Carla Ruocco ed Elio Lannutti contro la manovra del governo Conte.

Carla Ruocco ed Elio Lannutti

La Presidente della commissione Finanze della Camera Carla Ruocco, appoggiata dal senatore Elio Lannutti, critica aspramente il decreto legge fiscale 119/2018 del Governo Conte perché non rispetta i principi del MoVimento 5 Stelle. In particolare i due pentastellati hanno diffuso una nota in cui si legge:

"Il decreto fiscale dovrà essere modificato rispettando i principi ispiratori del Movimento 5 Stelle. Molte delle disposizioni del provvedimento all'esame del Senato sono contrarie ai nostri valori che sono invece duri ed intransigenti nel contrasto alle pratiche evasive ed elusive soprattutto dei soggetti che reiterano condotte dannose per la società, frodando l'erario"

I due ricordano anche che:

"Il MoVimento 5 Stelle da sempre si batte per un fisco equo, semplice, non vessatorio con gli onesti ed i piccoli contribuenti in difficoltà e, d'altro canto, duro ed intransigente nel contrasto alle pratiche evasive ed elusive soprattutto dei soggetti che reiterano condotte dannose per la società, frodando l'erario"

Carla Ruocco è la prima firmataria di un disegno di legge (AC 1074) sulla lotta all'evasione fiscale e questo DDL si trova attualmente in esame in prima lettura presso la commissione che ella stessa presiede.

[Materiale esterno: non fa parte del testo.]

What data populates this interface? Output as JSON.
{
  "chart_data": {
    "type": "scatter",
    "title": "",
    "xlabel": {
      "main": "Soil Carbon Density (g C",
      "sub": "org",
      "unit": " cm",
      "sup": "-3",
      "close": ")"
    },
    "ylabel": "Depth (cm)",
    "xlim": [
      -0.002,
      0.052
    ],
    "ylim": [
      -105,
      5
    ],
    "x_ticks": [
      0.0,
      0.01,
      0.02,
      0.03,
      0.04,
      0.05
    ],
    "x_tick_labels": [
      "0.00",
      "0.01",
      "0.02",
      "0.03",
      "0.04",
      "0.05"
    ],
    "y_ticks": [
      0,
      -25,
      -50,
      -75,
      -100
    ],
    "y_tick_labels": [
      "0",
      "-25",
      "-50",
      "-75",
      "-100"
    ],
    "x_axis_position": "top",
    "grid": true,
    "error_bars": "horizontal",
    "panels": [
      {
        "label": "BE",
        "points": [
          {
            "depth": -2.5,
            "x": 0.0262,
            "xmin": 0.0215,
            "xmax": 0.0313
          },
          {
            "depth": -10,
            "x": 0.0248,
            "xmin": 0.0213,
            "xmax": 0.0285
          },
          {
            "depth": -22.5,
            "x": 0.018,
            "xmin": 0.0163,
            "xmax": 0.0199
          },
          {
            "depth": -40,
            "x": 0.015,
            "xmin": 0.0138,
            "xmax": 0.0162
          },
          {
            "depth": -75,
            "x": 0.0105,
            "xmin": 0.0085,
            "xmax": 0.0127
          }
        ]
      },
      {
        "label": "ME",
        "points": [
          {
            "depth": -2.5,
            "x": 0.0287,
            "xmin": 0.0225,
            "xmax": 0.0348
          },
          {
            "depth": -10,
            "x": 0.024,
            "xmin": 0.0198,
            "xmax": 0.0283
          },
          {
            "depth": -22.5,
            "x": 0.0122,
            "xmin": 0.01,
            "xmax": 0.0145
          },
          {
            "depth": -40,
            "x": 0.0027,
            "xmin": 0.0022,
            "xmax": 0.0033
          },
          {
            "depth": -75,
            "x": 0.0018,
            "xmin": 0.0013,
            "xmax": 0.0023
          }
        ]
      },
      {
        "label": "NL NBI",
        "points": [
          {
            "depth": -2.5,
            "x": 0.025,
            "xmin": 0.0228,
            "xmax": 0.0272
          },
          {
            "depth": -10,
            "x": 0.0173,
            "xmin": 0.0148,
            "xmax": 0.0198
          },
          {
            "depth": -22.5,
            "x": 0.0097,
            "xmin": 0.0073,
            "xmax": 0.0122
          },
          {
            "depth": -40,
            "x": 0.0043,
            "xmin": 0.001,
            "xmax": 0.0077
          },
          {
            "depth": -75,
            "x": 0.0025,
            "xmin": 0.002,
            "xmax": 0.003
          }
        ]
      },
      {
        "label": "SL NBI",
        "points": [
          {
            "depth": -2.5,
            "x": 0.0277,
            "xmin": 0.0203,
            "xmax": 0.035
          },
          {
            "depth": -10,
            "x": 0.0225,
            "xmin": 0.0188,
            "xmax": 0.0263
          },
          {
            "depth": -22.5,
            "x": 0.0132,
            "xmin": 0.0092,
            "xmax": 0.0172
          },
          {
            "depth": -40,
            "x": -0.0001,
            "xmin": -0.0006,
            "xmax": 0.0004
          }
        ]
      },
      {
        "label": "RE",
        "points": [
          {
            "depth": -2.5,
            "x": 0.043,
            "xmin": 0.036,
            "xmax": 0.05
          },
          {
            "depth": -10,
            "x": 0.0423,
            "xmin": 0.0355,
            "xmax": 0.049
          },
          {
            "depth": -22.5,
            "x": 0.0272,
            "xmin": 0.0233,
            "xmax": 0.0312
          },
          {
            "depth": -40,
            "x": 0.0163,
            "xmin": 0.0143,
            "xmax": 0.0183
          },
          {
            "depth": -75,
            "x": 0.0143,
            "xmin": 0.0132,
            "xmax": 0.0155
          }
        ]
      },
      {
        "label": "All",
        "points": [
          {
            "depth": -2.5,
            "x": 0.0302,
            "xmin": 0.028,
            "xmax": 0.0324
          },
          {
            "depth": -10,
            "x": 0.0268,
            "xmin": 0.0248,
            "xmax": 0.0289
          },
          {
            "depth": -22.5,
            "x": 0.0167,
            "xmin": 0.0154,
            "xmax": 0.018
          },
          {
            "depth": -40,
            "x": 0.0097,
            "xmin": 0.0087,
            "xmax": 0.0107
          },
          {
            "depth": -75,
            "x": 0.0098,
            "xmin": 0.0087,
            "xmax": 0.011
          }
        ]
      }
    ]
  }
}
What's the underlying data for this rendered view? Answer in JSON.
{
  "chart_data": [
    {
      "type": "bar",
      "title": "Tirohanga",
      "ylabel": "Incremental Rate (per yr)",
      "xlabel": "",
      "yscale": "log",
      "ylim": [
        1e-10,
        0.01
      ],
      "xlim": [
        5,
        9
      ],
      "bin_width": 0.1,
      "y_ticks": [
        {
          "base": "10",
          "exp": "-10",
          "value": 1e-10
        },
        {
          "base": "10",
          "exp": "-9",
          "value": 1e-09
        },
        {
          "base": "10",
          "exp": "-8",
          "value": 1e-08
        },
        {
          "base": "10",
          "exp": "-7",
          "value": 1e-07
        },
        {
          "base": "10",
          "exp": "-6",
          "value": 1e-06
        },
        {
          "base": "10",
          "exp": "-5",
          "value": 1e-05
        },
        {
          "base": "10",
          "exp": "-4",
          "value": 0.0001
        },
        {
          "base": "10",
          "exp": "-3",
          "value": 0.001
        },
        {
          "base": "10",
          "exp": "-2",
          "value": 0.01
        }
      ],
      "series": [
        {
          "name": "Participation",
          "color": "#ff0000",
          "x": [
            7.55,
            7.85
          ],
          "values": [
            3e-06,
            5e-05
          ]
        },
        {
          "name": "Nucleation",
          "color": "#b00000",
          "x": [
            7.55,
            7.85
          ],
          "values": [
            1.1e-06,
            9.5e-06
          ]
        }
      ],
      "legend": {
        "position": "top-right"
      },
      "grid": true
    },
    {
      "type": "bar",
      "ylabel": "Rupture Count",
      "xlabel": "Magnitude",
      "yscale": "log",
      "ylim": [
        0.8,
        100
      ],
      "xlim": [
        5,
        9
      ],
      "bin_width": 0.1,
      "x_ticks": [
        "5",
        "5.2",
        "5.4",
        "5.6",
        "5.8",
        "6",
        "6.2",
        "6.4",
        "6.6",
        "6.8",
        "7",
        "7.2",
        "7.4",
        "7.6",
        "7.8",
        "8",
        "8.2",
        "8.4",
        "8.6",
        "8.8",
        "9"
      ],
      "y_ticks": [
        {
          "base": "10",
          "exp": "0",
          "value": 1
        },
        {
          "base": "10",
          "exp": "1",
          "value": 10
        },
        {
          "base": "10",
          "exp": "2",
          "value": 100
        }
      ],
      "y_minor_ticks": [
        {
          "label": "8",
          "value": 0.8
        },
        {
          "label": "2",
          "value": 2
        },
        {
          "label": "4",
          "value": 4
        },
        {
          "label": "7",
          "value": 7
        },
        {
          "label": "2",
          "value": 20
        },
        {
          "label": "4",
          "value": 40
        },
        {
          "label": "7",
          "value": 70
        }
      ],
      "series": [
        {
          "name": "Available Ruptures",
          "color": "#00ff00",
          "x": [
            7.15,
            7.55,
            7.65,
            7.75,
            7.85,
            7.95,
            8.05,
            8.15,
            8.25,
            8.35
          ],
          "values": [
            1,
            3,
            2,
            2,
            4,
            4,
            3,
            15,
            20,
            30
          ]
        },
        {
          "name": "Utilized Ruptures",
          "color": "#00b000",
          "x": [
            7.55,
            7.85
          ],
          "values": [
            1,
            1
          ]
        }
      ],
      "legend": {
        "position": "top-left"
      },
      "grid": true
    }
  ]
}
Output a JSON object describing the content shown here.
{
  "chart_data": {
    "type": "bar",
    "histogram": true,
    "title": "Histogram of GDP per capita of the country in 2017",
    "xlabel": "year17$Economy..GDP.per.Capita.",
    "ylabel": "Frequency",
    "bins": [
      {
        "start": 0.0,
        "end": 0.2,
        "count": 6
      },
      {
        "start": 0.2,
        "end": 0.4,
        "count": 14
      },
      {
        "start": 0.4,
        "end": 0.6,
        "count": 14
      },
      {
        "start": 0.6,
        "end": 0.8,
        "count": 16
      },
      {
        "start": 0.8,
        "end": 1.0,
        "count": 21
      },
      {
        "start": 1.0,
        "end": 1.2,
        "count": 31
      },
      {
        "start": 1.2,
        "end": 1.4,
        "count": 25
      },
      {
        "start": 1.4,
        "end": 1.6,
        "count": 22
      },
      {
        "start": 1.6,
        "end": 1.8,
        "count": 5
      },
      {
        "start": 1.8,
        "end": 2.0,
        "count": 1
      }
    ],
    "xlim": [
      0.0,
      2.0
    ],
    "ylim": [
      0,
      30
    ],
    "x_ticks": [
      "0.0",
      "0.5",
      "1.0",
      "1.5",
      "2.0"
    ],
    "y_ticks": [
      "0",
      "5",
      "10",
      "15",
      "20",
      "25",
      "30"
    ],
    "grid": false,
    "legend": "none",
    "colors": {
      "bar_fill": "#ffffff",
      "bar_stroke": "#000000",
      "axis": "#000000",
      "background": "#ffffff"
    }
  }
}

A proposito del condono, il Presidente dell’Autorità nazionale Anticorruzione Raffaele Cantone, intervenendo nel corso di "Un giorno da pecora" su Rai Radio 1, ha detto:

"Ovviamente ognuno fa le proprie cose, col rispetto dei ruoli, anche nel criticare: Conte a volte lo ha fatto con noi e ogni tanto lo abbiamo fatto con loro. Sembrerebbe che nel primo testo ci fosse un condono dall’oggetto più ampio, che è stato ridotto, ma che condono è. Per dare un giudizio su che tipo di condono sia, sull’effetto che può avere e sui possibili danni però bisogna vedere bene la norma che sarà approvata alla fine"

I rappresentanti del Governo Conte, invece, si ostinano a non chiamarlo condono, ma pace fiscale, e il ministro degli Affari Europei Paolo Savona, intervistato dalla direttrice di SkyTG24 Sarah Varetto, ha detto: "Perché non dovremmo farlo? È una redistribuzione del reddito dai ricchi ai poveri".